Deconstruction: Big data
||Big science takes both big data and big cooperation. For the Large Hadron Collider at CERN, storing, analyzing and accessing 25 petabytes of data each year requires a worldwide effort that spans more than 100 institutions in 36 countries. Here's how it works.
The Large Hadron Collider, the world's largest particle accelerator, produces a million gigabytes of data every single second. It's an incredible amount of information—too much for any single institution or computing center to handle.
Fortunately, out of the billions of collisions produced, only a fraction of the data is scientifically interesting enough to keep.
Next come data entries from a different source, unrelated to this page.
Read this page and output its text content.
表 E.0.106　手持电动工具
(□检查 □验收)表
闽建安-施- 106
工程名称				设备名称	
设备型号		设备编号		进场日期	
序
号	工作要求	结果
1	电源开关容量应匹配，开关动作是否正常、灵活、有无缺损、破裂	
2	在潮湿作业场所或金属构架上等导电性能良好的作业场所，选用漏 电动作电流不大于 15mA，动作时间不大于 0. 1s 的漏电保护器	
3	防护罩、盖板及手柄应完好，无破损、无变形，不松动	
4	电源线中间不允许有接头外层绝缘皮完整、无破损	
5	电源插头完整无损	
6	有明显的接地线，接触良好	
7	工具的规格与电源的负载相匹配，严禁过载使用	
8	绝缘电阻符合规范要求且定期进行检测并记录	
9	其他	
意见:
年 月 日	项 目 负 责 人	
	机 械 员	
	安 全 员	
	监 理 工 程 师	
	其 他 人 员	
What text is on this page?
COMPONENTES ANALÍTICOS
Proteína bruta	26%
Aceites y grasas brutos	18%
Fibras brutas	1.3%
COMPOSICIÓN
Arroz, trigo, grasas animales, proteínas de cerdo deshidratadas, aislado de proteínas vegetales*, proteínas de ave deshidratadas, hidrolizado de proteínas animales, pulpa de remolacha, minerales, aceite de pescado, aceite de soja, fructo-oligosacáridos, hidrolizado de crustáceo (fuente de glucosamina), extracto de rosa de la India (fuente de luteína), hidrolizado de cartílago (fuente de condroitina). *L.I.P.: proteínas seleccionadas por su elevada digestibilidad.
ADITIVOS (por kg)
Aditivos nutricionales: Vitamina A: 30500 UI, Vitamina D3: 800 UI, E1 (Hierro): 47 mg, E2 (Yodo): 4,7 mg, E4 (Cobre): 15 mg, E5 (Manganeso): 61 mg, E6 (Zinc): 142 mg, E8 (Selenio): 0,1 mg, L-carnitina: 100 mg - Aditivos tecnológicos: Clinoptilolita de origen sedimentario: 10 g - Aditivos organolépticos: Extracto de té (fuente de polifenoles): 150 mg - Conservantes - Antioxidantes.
Imagine searching for a needle in a haystack. Now imagine searching for a couple of needles in a football field full of haystacks. It takes a while to find the needles, but once you do, there's no need to keep the hay.
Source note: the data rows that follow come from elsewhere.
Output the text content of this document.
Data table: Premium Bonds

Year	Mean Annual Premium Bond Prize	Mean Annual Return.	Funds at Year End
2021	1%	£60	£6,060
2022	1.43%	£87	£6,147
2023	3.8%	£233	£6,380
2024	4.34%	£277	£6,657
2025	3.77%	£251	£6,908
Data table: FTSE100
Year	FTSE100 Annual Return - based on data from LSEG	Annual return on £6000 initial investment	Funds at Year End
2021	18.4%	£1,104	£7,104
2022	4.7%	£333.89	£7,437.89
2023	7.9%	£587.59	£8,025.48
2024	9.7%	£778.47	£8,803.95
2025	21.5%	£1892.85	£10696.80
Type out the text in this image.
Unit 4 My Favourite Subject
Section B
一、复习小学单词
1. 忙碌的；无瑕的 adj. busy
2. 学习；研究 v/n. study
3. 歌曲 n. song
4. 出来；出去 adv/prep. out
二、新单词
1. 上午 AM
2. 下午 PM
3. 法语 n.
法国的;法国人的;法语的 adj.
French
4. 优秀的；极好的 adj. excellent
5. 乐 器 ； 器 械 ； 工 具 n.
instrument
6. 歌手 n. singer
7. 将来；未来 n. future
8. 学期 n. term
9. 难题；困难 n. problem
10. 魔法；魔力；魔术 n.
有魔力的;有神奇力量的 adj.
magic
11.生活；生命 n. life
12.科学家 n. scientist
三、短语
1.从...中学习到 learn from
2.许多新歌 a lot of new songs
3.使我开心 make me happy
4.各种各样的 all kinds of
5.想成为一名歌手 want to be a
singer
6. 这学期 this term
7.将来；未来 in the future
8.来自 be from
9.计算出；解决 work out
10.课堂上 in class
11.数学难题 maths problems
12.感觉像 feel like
In all, CERN keeps about 25 petabytes—that's about 26,000,000 gigabytes—of data per year for physicists to analyze, but even that's more data than all of the text available in the American Library of Congress, multiplied by a thousand.
It's just not realistic for one facility to house and analyze that much information, so to share the load, CERN outsources some of the data storage and processing to more than 150 computing centers all around the world via the Worldwide LHC Computing Grid.
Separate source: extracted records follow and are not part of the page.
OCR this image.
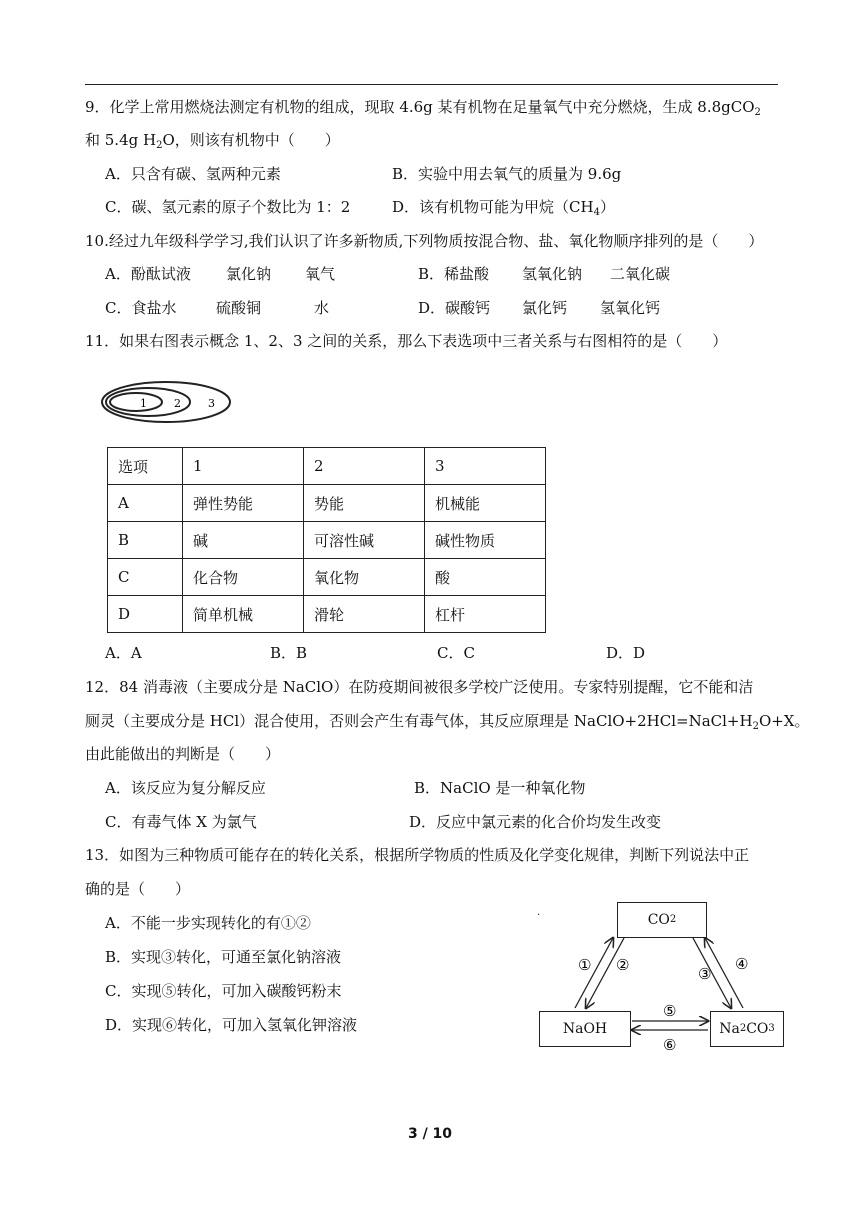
9．化学上常用燃烧法测定有机物的组成，现取 4.6g 某有机物在足量氧气中充分燃烧，生成 8.8gCO$_2$
和 5.4g $H_2O$，则该有机物中（　　）
A．只含有碳、氢两种元素	B．实验中用去氧气的质量为 9.6g
C．碳、氢元素的原子个数比为 1：2	D．该有机物可能为甲烷$(CH_4)$
10.经过九年级科学学习,我们认识了许多新物质,下列物质按混合物、盐、氧化物顺序排列的是（　　）
A．酚酞试液 氯化钠 氧气	B．稀盐酸 氢氧化钠 二氧化碳
C．食盐水	硫酸铜	水	D．碳酸钙 氯化钙 氢氧化钙
11．如果右图表示概念 1、2、3 之间的关系，那么下表选项中三者关系与右图相符的是（　　）
1 2 3
选项	1	2	3
A	弹性势能	势能	机械能
B	碱	可溶性碱	碱性物质
C	化合物	氧化物	酸
D	简单机械	滑轮	杠杆
A．A	B．B	C．C	D．D
12．84 消毒液（主要成分是 NaClO）在防疫期间被很多学校广泛使用。专家特别提醒，它不能和洁
厕灵（主要成分是 HCl）混合使用，否则会产生有毒气体，其反应原理是 $NaClO+2HCl=NaCl+H_2O+X$。
由此能做出的判断是（　　）
A．该反应为复分解反应	B．NaClO 是一种氧化物
C．有毒气体 X 为氯气	D．反应中氯元素的化合价均发生改变
13．如图为三种物质可能存在的转化关系，根据所学物质的性质及化学变化规律，判断下列说法中正
确的是（　　）
A．不能一步实现转化的有①②
B．实现③转化，可通至氯化钠溶液
C．实现⑤转化，可加入碳酸钙粉末
D．实现⑥转化，可加入氢氧化钾溶液
.
① ②	③
④
⑤
⑥
CO 2
NaOH	Na 2 CO 3
3 / 10
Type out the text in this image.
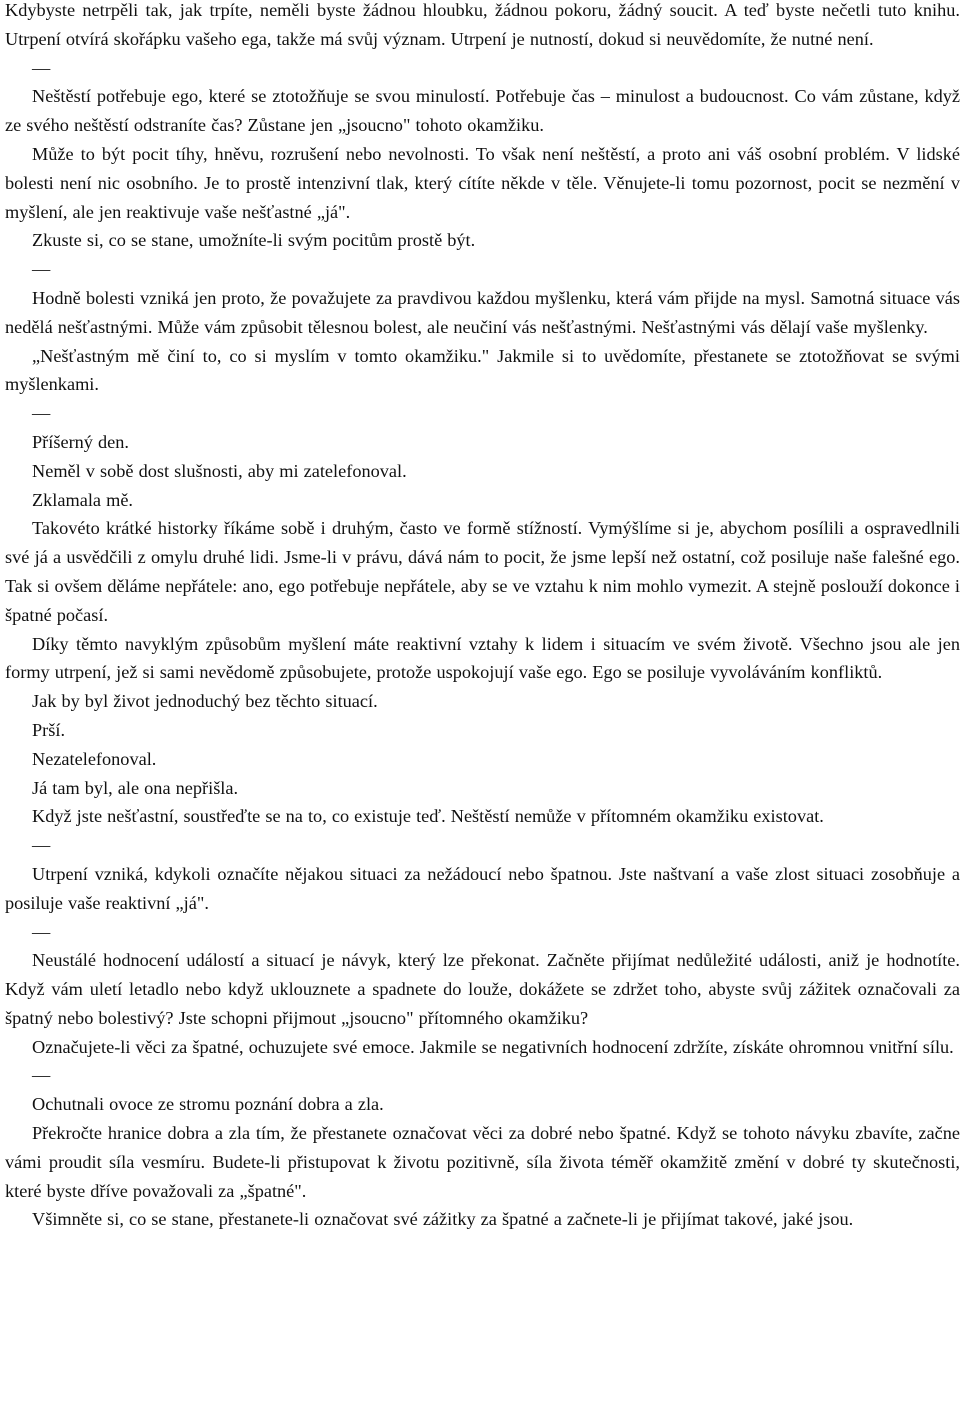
Kdybyste netrpěli tak, jak trpíte, neměli byste žádnou hloubku, žádnou pokoru, žádný soucit. A teď byste nečetli tuto knihu. Utrpení otvírá skořápku vašeho ega, takže má svůj význam. Utrpení je nutností, dokud si neuvědomíte, že nutné není.

—

Neštěstí potřebuje ego, které se ztotožňuje se svou minulostí. Potřebuje čas – minulost a budoucnost. Co vám zůstane, když ze svého neštěstí odstraníte čas? Zůstane jen „jsoucno" tohoto okamžiku.

Může to být pocit tíhy, hněvu, rozrušení nebo nevolnosti. To však není neštěstí, a proto ani váš osobní problém. V lidské bolesti není nic osobního. Je to prostě intenzivní tlak, který cítíte někde v těle. Věnujete-li tomu pozornost, pocit se nezmění v myšlení, ale jen reaktivuje vaše nešťastné „já".

Zkuste si, co se stane, umožníte-li svým pocitům prostě být.

—

Hodně bolesti vzniká jen proto, že považujete za pravdivou každou myšlenku, která vám přijde na mysl. Samotná situace vás nedělá nešťastnými. Může vám způsobit tělesnou bolest, ale neučiní vás nešťastnými. Nešťastnými vás dělají vaše myšlenky.

„Nešťastným mě činí to, co si myslím v tomto okamžiku." Jakmile si to uvědomíte, přestanete se ztotožňovat se svými myšlenkami.

—

Příšerný den.

Neměl v sobě dost slušnosti, aby mi zatelefonoval.

Zklamala mě.

Takovéto krátké historky říkáme sobě i druhým, často ve formě stížností. Vymýšlíme si je, abychom posílili a ospravedlnili své já a usvědčili z omylu druhé lidi. Jsme-li v právu, dává nám to pocit, že jsme lepší než ostatní, což posiluje naše falešné ego. Tak si ovšem děláme nepřátele: ano, ego potřebuje nepřátele, aby se ve vztahu k nim mohlo vymezit. A stejně poslouží dokonce i špatné počasí.

Díky těmto navyklým způsobům myšlení máte reaktivní vztahy k lidem i situacím ve svém životě. Všechno jsou ale jen formy utrpení, jež si sami nevědomě způsobujete, protože uspokojují vaše ego. Ego se posiluje vyvoláváním konfliktů.

Jak by byl život jednoduchý bez těchto situací.

Prší.

Nezatelefonoval.

Já tam byl, ale ona nepřišla.

Když jste nešťastní, soustřeďte se na to, co existuje teď. Neštěstí nemůže v přítomném okamžiku existovat.

—

Utrpení vzniká, kdykoli označíte nějakou situaci za nežádoucí nebo špatnou. Jste naštvaní a vaše zlost situaci zosobňuje a posiluje vaše reaktivní „já".

—

Neustálé hodnocení událostí a situací je návyk, který lze překonat. Začněte přijímat nedůležité události, aniž je hodnotíte. Když vám uletí letadlo nebo když uklouznete a spadnete do louže, dokážete se zdržet toho, abyste svůj zážitek označovali za špatný nebo bolestivý? Jste schopni přijmout „jsoucno" přítomného okamžiku?

Označujete-li věci za špatné, ochuzujete své emoce. Jakmile se negativních hodnocení zdržíte, získáte ohromnou vnitřní sílu.

—

Ochutnali ovoce ze stromu poznání dobra a zla.

Překročte hranice dobra a zla tím, že přestanete označovat věci za dobré nebo špatné. Když se tohoto návyku zbavíte, začne vámi proudit síla vesmíru. Budete-li přistupovat k životu pozitivně, síla života téměř okamžitě změní v dobré ty skutečnosti, které byste dříve považovali za „špatné".

Všimněte si, co se stane, přestanete-li označovat své zážitky za špatné a začnete-li je přijímat takové, jaké jsou.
Once each experiment at the LHC decides which collisions are interesting enough to keep, it stores one complete copy of those raw data at CERN, while also dividing the same data among 11 "Tier 1" centers in Asia, Europe and North America. At CERN ("Tier 0") and at these Tier 1 centers, collision events are reconstructed from the raw data. The reconstructed events are then stored at both the Tier 0 and Tier 1 centers.
The United States is home to two Tier 1 computing centers, with ATLAS experiment data making its way to Brookhaven National Laboratory in Upton, New York, and CMS experiment data to Fermi National Accelerator Laboratory in Batavia, Illinois.